By Naveen Thukral and Michael Hogan

SINGAPORE, March 8 (Reuters) - Chicago soybean futures hit their highest in almost seven years on Monday as dry weather in Argentina and excessive rains in Brazil stoked supply concerns.

Corn and wheat also rose ahead of crop forecasts from the U.S. Department of Agriculture (USDA) on Tuesday.

"Brazil's soybean harvest is being dogged, and a little depleted, by wet weather," said Tobin Gorey of the Commonwealth Bank of Australia. "Argentina's hot, dry weather outlook is threatening soybean crops."

Chicago Board of Trade (CBOT) most-active soybeans hit their highest since June 2014 at $14.60 a bushel and were up 0.9% at $14.44 a bushel at 1046 GMT.

Corn rose 0.6% to $5.49 a bushel while wheat also rose 0.6% to $6.57 a bushel.

Concerns increased over crops in Argentina, the world's top soymeal exporter, after Commodity Weather Group said a rain deficit was seen "leading to severe yield loss" for 30% of the soy belt in the coming 10 days.

China's soybean imports in the first two months of 2021 fell on the year, as rains in top exporter Brazil slowed some shipments.
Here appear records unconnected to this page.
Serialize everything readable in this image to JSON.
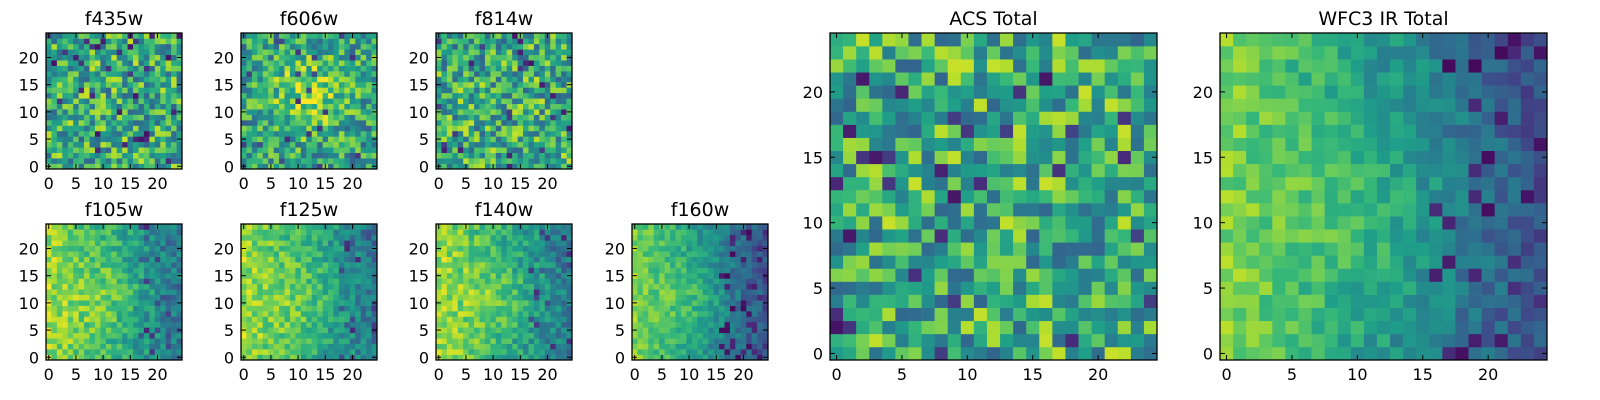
{
  "chart_data": [
    {
      "type": "heatmap",
      "title": "f435w",
      "x_ticks": [
        "0",
        "5",
        "10",
        "15",
        "20"
      ],
      "y_ticks": [
        "0",
        "5",
        "10",
        "15",
        "20"
      ],
      "xlim": [
        -0.5,
        24.5
      ],
      "ylim": [
        -0.5,
        24.5
      ],
      "grid": 25,
      "colormap": "viridis",
      "pattern": "noise"
    },
    {
      "type": "heatmap",
      "title": "f606w",
      "x_ticks": [
        "0",
        "5",
        "10",
        "15",
        "20"
      ],
      "y_ticks": [
        "0",
        "5",
        "10",
        "15",
        "20"
      ],
      "xlim": [
        -0.5,
        24.5
      ],
      "ylim": [
        -0.5,
        24.5
      ],
      "grid": 25,
      "colormap": "viridis",
      "pattern": "noise-bright-center"
    },
    {
      "type": "heatmap",
      "title": "f814w",
      "x_ticks": [
        "0",
        "5",
        "10",
        "15",
        "20"
      ],
      "y_ticks": [
        "0",
        "5",
        "10",
        "15",
        "20"
      ],
      "xlim": [
        -0.5,
        24.5
      ],
      "ylim": [
        -0.5,
        24.5
      ],
      "grid": 25,
      "colormap": "viridis",
      "pattern": "noise"
    },
    {
      "type": "heatmap",
      "title": "f105w",
      "x_ticks": [
        "0",
        "5",
        "10",
        "15",
        "20"
      ],
      "y_ticks": [
        "0",
        "5",
        "10",
        "15",
        "20"
      ],
      "xlim": [
        -0.5,
        24.5
      ],
      "ylim": [
        -0.5,
        24.5
      ],
      "grid": 25,
      "colormap": "viridis",
      "pattern": "gradient-left"
    },
    {
      "type": "heatmap",
      "title": "f125w",
      "x_ticks": [
        "0",
        "5",
        "10",
        "15",
        "20"
      ],
      "y_ticks": [
        "0",
        "5",
        "10",
        "15",
        "20"
      ],
      "xlim": [
        -0.5,
        24.5
      ],
      "ylim": [
        -0.5,
        24.5
      ],
      "grid": 25,
      "colormap": "viridis",
      "pattern": "gradient-left"
    },
    {
      "type": "heatmap",
      "title": "f140w",
      "x_ticks": [
        "0",
        "5",
        "10",
        "15",
        "20"
      ],
      "y_ticks": [
        "0",
        "5",
        "10",
        "15",
        "20"
      ],
      "xlim": [
        -0.5,
        24.5
      ],
      "ylim": [
        -0.5,
        24.5
      ],
      "grid": 25,
      "colormap": "viridis",
      "pattern": "gradient-left"
    },
    {
      "type": "heatmap",
      "title": "f160w",
      "x_ticks": [
        "0",
        "5",
        "10",
        "15",
        "20"
      ],
      "y_ticks": [
        "0",
        "5",
        "10",
        "15",
        "20"
      ],
      "xlim": [
        -0.5,
        24.5
      ],
      "ylim": [
        -0.5,
        24.5
      ],
      "grid": 25,
      "colormap": "viridis",
      "pattern": "gradient-left-dark"
    },
    {
      "type": "heatmap",
      "title": "ACS Total",
      "x_ticks": [
        "0",
        "5",
        "10",
        "15",
        "20"
      ],
      "y_ticks": [
        "0",
        "5",
        "10",
        "15",
        "20"
      ],
      "xlim": [
        -0.5,
        24.5
      ],
      "ylim": [
        -0.5,
        24.5
      ],
      "grid": 25,
      "colormap": "viridis",
      "pattern": "noise"
    },
    {
      "type": "heatmap",
      "title": "WFC3 IR Total",
      "x_ticks": [
        "0",
        "5",
        "10",
        "15",
        "20"
      ],
      "y_ticks": [
        "0",
        "5",
        "10",
        "15",
        "20"
      ],
      "xlim": [
        -0.5,
        24.5
      ],
      "ylim": [
        -0.5,
        24.5
      ],
      "grid": 25,
      "colormap": "viridis",
      "pattern": "gradient-left-dark"
    }
  ]
}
"The initial delays in Brazil have still not been caught up, which incidentally also threatens to push sowing of the important second corn crop beyond the ideal planting window," Germany's Commerzbank said in a note. "What is more, news from neighbouring Argentina about excessively hot and dry weather, which is also set to persist in the coming two weeks, has reignited concerns about the crop there."

Soybeans are poised to rise into a $15.53-1/2 to $15.63-1/2 range, said Reuters analyst Wang Tao.

Traders also adjusted positions ahead of monthly USDA world supply and demand forecasts on Tuesday. The agency is expected to lower its estimates for 2020/21 ending stocks for soybeans and corn, analysts told Reuters.